Esquivel noted that the department is also working with the police union to draft a policy that addresses officers' rights and privacy issues, according to San Jose Inside.

Several other Bay Area jurisdictions have already deployed officer-worn cameras, including Oakland, Gilroy, Union City, Los Gatos, Campbell and BART. In March, the American Civil Liberties Union, which had been skeptical of the "cop cams" over privacy issues, noted that about 25 percent of the country's 17,000 police agencies are using the technology, with 80 percent evaluating them.

San Jose tested body cameras in 2009 and 2012, under chiefs Rob Davis and Chris Moore, San Jose Inside noted.

Outgoing Independent Police Auditor LaDoris Cordell, has repeatedly urged the department to use the cameras, saying that the video would increase police accountability and protect officers from he-said-she-said complaints. And even the ACLU, which notes the agency is "against pervasive government surveillance," notes that the cameras "can be a win-win" as long as they are "deployed within a framework of strong policies."

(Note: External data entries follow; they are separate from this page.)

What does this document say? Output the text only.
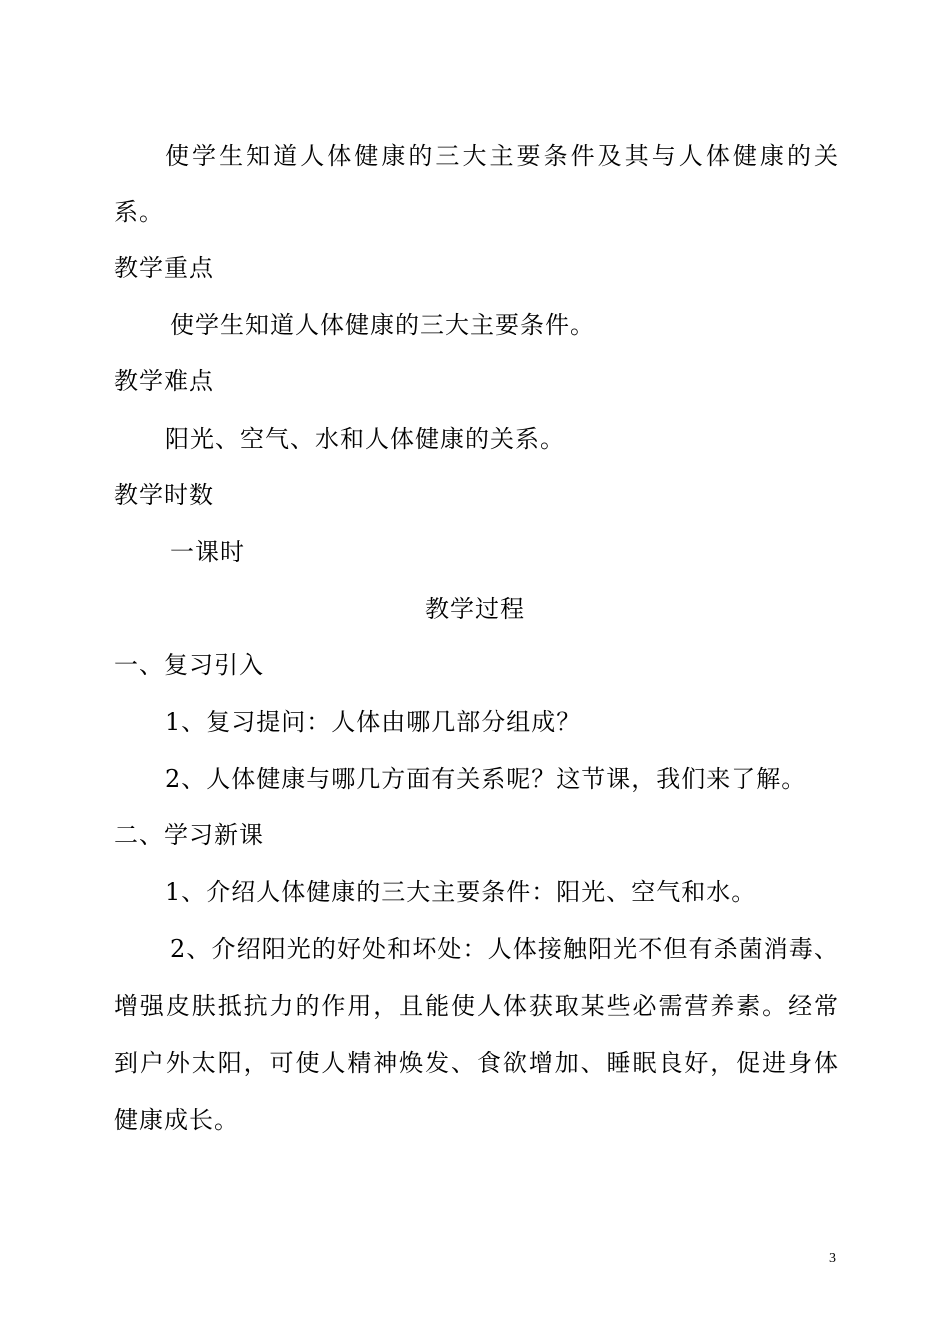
使学生知道人体健康的三大主要条件及其与人体健康的关
系。
教学重点
使学生知道人体健康的三大主要条件。
教学难点
阳光、空气、水和人体健康的关系。
教学时数
一课时
教学过程
一、复习引入
1、复习提问：人体由哪几部分组成？
2、人体健康与哪几方面有关系呢？这节课，我们来了解。
二、学习新课
1、介绍人体健康的三大主要条件：阳光、空气和水。
2、介绍阳光的好处和坏处：人体接触阳光不但有杀菌消毒、
增强皮肤抵抗力的作用，且能使人体获取某些必需营养素。经常
到户外太阳，可使人精神焕发、食欲增加、睡眠良好，促进身体
健康成长。
3
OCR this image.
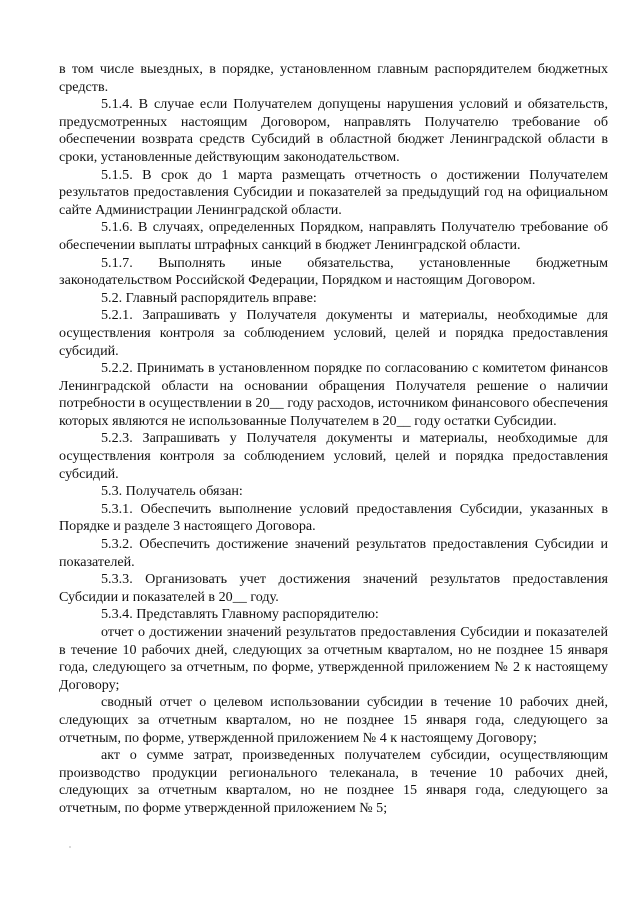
в том числе выездных, в порядке, установленном главным распорядителем бюджетных средств.

5.1.4. В случае если Получателем допущены нарушения условий и обязательств, предусмотренных настоящим Договором, направлять Получателю требование об обеспечении возврата средств Субсидий в областной бюджет Ленинградской области в сроки, установленные действующим законодательством.

5.1.5. В срок до 1 марта размещать отчетность о достижении Получателем результатов предоставления Субсидии и показателей за предыдущий год на официальном сайте Администрации Ленинградской области.

5.1.6. В случаях, определенных Порядком, направлять Получателю требование об обеспечении выплаты штрафных санкций в бюджет Ленинградской области.

5.1.7. Выполнять иные обязательства, установленные бюджетным законодательством Российской Федерации, Порядком и настоящим Договором.

5.2. Главный распорядитель вправе:

5.2.1. Запрашивать у Получателя документы и материалы, необходимые для осуществления контроля за соблюдением условий, целей и порядка предоставления субсидий.

5.2.2. Принимать в установленном порядке по согласованию с комитетом финансов Ленинградской области на основании обращения Получателя решение о наличии потребности в осуществлении в 20__ году расходов, источником финансового обеспечения которых являются не использованные Получателем в 20__ году остатки Субсидии.

5.2.3. Запрашивать у Получателя документы и материалы, необходимые для осуществления контроля за соблюдением условий, целей и порядка предоставления субсидий.

5.3. Получатель обязан:

5.3.1. Обеспечить выполнение условий предоставления Субсидии, указанных в Порядке и разделе 3 настоящего Договора.

5.3.2. Обеспечить достижение значений результатов предоставления Субсидии и показателей.

5.3.3. Организовать учет достижения значений результатов предоставления Субсидии и показателей в 20__ году.

5.3.4. Представлять Главному распорядителю:

отчет о достижении значений результатов предоставления Субсидии и показателей в течение 10 рабочих дней, следующих за отчетным кварталом, но не позднее 15 января года, следующего за отчетным, по форме, утвержденной приложением № 2 к настоящему Договору;

сводный отчет о целевом использовании субсидии в течение 10 рабочих дней, следующих за отчетным кварталом, но не позднее 15 января года, следующего за отчетным, по форме, утвержденной приложением № 4 к настоящему Договору;

акт о сумме затрат, произведенных получателем субсидии, осуществляющим производство продукции регионального телеканала, в течение 10 рабочих дней, следующих за отчетным кварталом, но не позднее 15 января года, следующего за отчетным, по форме утвержденной приложением № 5;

The topic is controversial and is being discussed and implemented at various levels across the country. Supporters argue the cameras will force better police behavior, and critics worry about data retention and privacy issues.

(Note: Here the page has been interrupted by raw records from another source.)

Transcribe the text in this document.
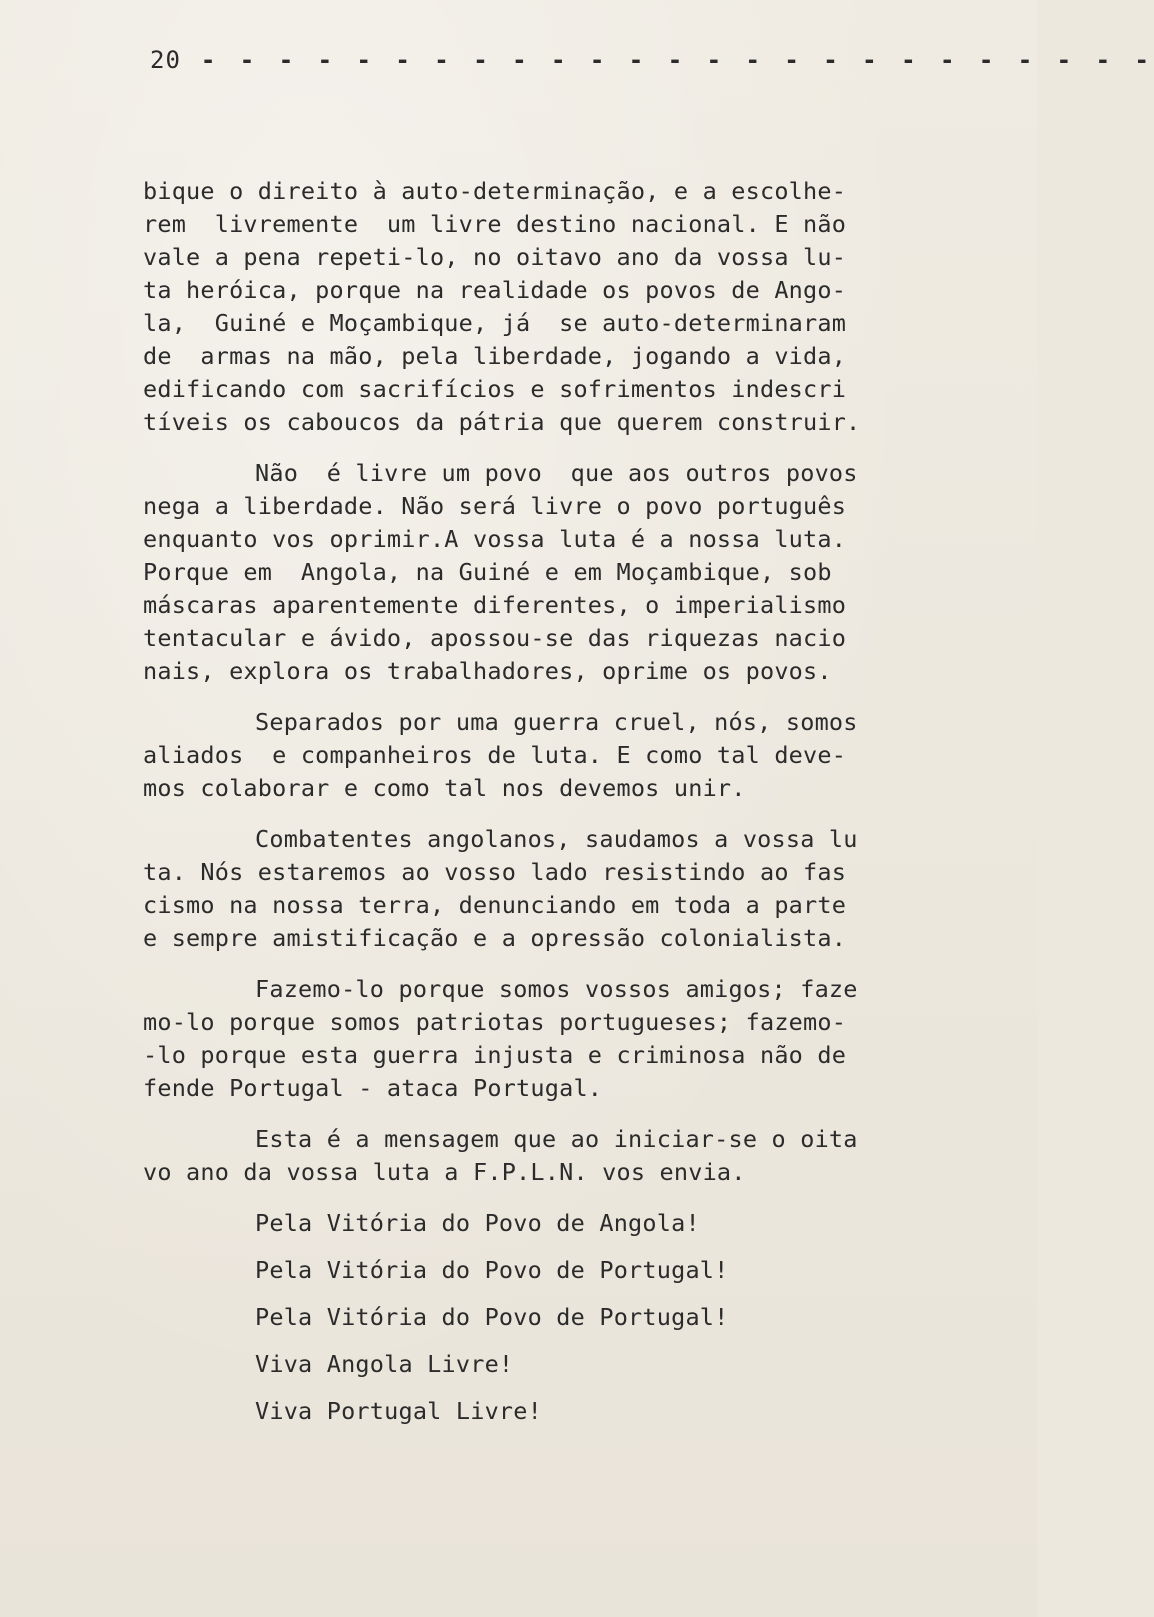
20 - - - - - - - - - - - - - - - - - - - - - - - - -
bique o direito à auto-determinação, e a escolhe-
rem  livremente  um livre destino nacional. E não
vale a pena repeti-lo, no oitavo ano da vossa lu-
ta heróica, porque na realidade os povos de Ango-
la,  Guiné e Moçambique, já  se auto-determinaram
de  armas na mão, pela liberdade, jogando a vida,
edificando com sacrifícios e sofrimentos indescri
tíveis os caboucos da pátria que querem construir.
Não  é livre um povo  que aos outros povos
nega a liberdade. Não será livre o povo português
enquanto vos oprimir.A vossa luta é a nossa luta.
Porque em  Angola, na Guiné e em Moçambique, sob
máscaras aparentemente diferentes, o imperialismo
tentacular e ávido, apossou-se das riquezas nacio
nais, explora os trabalhadores, oprime os povos.
Separados por uma guerra cruel, nós, somos
aliados  e companheiros de luta. E como tal deve-
mos colaborar e como tal nos devemos unir.
Combatentes angolanos, saudamos a vossa lu
ta. Nós estaremos ao vosso lado resistindo ao fas
cismo na nossa terra, denunciando em toda a parte
e sempre amistificação e a opressão colonialista.
Fazemo-lo porque somos vossos amigos; faze
mo-lo porque somos patriotas portugueses; fazemo-
-lo porque esta guerra injusta e criminosa não de
fende Portugal - ataca Portugal.
Esta é a mensagem que ao iniciar-se o oita
vo ano da vossa luta a F.P.L.N. vos envia.
Pela Vitória do Povo de Angola!
Pela Vitória do Povo de Portugal!
Pela Vitória do Povo de Portugal!
Viva Angola Livre!
Viva Portugal Livre!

It's also costly. The Police Executive Research Foundation said data storage can reach $2 million a year for data storage. And GovTech.com  that Oakland police, with 600 body cameras, report the department's servers are full with seven terabytes of data per month, the equivalent of 1,500 feature-length films.

Video taken by citizens has changed the national conversation about accepting a police officer's word for what happened, and has even led to criminal charges against officers caught on camera. BART officer Johannes Mehserle was convicted of involuntary manslaughter for shooting Oscar Grant, which a bystander caught on cell phone video in 2009. And this month in South Carolina, North Charleston Officer Michael Slager was charged with murder after a witness caught him shooting Walter Scott in the back.

Many want video to be used as part of the official record and the DOJ has been writing up guideline for police use.

The National Institute of Justice is funding two studies to try to determine some answers: The impact of wearing the cameras in the Las Vegas Metro Police Department and another evaluation of the video technology in the Los Angeles Police Department.

At least according to some of the research, a DOJ study  found that in Rialto, California, police reduced the number of citizen complaints against officers by 88 percent in one year after using the cameras.